İki deli yürek, iki deli sevda... İşleri kolay olmayacaktı tabi ama verdikleri sözden de dönecek değillerdi. Bedirhan hemen dört bir yana haber saldı. Ayhan diri olarak elbet ellerine geçecekti. Bu arada İsfendiyarlar da boş durmuyordu tabi. Affan Bey de ne kadar adamı varsa salsı Ayhan'ın peşine. O da Ayhan'ı diri istiyordu. Kendisi verecekti cezasını.

***

Karadağ konağında sessizlik hakimdi. Evdeki çalışanlar bile sessizliğe gömülmüştü.Herkes öylece olacakları bekliyordu. Bu evde ne olursa olsun, ne yaşanırsa yaşansın hep bir şekilde çark dönmeye devam ederdi.
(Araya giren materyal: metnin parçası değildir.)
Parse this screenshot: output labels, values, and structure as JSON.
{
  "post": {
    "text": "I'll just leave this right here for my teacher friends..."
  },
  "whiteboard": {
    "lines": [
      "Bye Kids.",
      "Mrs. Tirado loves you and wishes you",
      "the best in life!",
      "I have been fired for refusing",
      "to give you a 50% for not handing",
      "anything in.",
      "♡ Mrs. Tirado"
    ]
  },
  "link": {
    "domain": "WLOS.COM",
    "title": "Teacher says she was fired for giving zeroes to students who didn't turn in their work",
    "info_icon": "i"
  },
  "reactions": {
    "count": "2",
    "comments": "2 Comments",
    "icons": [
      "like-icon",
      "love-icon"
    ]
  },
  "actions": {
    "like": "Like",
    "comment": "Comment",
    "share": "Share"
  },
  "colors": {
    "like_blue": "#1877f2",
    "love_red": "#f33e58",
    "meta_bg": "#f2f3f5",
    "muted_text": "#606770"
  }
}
Yemekler yapılır, sofralara kurulur, misafirler ağırlanır, muhtaçlara yardımlar edilirdi. Ne büyük felaketler yaşanmıştı da hiçbir vakit böyle sessizliğe gömülmemişti.

Özellikle herkes odasına kapanmış bekleyen Efsun'dan bir ses, bir hareket bekliyordu. Bedirhan Ağa da çıkalı baya olmuştu. Kardeşini bulmak için elinden geleni yapıyordu. Odasında bir o yana bir bu yana dönen Zelal Hanım da herkes gibi ne yapacağını bilemez haldeydi. Ama Efsun'u görmüştü. Babasına karşısında nasıl durduğuna şahit olmuştu. Ailesini korumak için nelerden vazgeçtiğini şimdi daha iyi biliyordu. Onca yıllık kanı durdurmakla kalmamış, bu kız Karadağlara yaraşır bir gelin olmuştu. Ailesini her daim korumaya kollamaya çalışmıştı. Zelal Hanım önce gidip Efsun'la konuşmayı düşündü. Sonra gururuna yediremeyip vazgeçti. Ama Efsun'un bu hali onu da üzüyordu. O da herkes gibi oğlundan ve gelininden bir şeyler yapmasını bekliyordu. Sessizlik herkes gibi onu da korkutuyordu. Birazdan avludan gelen bir sese kulak kabarttı. Efsun'un sesiydi bu.